Depending on your own personal experiences, what you observe, and the reasons behind the boys actions, will be different than another researcher. One researcher might decide that the boy chose the apple because his parents always taught him that he must finish healthy food before he could have a treat. Another researcher might observe a boy who feels like he might get in trouble if he chooses the sugary snack, so he chooses the healthy one and hopes he can have the sugary snack later. A third researcher might see a child who knows that an apple is more filling as a snack and, even though the marshmallow is more of a treat, chooses the apple because he is more famished. He still tries to get the marshmallow after he is filled up, though.
Again, all these different observations occur because each researcher has had a different life experience and worldview. A researcher that grew up under parents who made them eat healthy food before a dessert would see one thing while a researcher who had very “hands-off” parents might see it differently.
Bias is unavoidable, but as academic researchers, we must do our best to address it and make it known. There are some biases that you will never be able to remove, but if you address it yourself, you are acknowledging it and therefore it can’t be used as an argument to discredit your paper.

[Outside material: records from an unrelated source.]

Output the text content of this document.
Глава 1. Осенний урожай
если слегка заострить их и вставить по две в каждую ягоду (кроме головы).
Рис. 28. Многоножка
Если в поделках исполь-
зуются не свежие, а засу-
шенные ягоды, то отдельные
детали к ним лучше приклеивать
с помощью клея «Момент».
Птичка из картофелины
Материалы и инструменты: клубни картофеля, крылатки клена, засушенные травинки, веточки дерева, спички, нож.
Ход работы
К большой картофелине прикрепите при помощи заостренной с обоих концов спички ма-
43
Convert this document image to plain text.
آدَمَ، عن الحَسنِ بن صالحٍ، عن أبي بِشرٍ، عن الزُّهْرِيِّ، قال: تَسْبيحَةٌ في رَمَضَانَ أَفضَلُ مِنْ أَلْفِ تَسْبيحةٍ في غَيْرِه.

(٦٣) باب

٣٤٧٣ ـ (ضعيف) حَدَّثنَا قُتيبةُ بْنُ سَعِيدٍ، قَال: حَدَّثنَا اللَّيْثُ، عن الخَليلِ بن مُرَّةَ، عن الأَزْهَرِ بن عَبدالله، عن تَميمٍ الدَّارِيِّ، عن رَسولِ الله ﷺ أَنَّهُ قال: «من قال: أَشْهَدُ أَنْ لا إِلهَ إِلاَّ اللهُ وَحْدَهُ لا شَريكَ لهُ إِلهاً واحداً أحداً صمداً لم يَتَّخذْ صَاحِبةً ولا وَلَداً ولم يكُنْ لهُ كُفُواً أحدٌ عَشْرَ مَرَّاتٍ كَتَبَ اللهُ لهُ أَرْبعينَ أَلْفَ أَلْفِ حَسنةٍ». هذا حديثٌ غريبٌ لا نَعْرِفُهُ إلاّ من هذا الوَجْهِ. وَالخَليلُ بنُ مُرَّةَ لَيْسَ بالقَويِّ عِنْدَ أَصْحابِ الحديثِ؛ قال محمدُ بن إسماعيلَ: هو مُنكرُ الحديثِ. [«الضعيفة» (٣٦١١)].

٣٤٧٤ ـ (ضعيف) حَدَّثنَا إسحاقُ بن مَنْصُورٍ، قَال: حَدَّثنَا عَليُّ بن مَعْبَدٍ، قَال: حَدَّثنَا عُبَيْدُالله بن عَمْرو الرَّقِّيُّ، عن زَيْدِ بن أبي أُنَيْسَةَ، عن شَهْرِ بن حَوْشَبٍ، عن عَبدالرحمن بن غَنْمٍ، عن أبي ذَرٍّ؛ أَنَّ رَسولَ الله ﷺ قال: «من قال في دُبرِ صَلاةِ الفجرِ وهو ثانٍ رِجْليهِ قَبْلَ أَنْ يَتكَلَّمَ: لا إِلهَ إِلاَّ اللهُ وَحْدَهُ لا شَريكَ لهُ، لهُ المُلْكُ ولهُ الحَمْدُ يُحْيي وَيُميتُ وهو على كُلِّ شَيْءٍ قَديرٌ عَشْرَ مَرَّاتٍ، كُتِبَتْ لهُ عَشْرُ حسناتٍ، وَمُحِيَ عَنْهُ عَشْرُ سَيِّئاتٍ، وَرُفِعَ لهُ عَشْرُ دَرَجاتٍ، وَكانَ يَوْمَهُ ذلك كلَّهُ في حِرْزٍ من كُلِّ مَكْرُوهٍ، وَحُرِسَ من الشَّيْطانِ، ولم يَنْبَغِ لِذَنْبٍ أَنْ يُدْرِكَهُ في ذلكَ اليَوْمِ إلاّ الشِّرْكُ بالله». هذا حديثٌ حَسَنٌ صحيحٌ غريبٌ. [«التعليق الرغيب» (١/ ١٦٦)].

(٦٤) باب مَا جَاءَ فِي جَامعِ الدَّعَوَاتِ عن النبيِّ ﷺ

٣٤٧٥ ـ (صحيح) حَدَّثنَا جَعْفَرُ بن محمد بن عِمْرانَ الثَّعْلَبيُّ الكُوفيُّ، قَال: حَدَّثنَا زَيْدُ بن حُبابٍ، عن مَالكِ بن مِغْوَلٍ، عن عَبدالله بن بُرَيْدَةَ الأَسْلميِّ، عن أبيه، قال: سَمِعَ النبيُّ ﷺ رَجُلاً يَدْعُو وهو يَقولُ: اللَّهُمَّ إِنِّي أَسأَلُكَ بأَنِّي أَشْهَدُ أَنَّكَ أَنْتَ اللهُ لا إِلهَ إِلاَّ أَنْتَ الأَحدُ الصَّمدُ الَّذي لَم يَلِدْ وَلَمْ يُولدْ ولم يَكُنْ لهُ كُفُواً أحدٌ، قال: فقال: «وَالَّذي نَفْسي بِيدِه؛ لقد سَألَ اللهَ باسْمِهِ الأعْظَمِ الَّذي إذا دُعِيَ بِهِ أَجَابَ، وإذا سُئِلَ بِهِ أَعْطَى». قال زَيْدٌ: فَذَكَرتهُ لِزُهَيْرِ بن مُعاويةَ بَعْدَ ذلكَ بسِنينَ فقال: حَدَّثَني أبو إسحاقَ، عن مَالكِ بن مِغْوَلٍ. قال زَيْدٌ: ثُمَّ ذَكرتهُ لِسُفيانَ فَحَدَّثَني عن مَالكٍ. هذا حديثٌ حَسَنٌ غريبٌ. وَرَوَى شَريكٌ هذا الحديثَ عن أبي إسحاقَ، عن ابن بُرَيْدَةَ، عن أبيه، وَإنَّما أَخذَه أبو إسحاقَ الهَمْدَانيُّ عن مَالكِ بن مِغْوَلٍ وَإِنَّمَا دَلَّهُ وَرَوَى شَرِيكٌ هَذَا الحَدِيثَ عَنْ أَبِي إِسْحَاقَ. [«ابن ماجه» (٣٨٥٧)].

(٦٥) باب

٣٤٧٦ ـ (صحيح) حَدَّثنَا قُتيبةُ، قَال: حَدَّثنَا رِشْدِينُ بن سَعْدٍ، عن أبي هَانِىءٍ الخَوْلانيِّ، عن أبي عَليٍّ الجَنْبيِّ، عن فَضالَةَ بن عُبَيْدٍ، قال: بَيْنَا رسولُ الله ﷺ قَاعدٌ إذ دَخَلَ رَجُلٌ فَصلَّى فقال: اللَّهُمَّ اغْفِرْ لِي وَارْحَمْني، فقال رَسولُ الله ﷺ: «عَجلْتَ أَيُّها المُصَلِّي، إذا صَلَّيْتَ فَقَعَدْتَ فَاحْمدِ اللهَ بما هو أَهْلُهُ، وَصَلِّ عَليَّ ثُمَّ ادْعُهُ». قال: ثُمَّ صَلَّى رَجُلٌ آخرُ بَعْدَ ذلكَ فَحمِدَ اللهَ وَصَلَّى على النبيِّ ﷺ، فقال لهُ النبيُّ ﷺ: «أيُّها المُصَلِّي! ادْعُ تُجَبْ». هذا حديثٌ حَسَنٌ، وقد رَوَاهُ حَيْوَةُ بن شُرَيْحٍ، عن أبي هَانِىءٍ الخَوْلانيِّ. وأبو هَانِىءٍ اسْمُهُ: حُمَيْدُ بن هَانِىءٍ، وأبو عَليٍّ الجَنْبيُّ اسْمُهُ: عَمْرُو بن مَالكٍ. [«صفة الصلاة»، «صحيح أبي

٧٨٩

So how do you try to remove bias from your own observations? The easiest way is to have multiple researchers observe the same occurrence and compare their observations. This is a simple way to remove some bias and hone in on the facts. Think of this method like a Venn Diagram. You all observe a participant and use your research to find the common factors that everyone saw. Another way is simply taking a step back and attempting to look at at things from a different perspective. This is handy outside of just research (looking at you ex-girlfriends). Doing this won’t come through specifically in your research, but will allow you to readjust your mind set before you decide your official observation.
Research is difficult and bias makes things even more difficult to present your research in a manner that will stand up to academic scrutiny and analysis.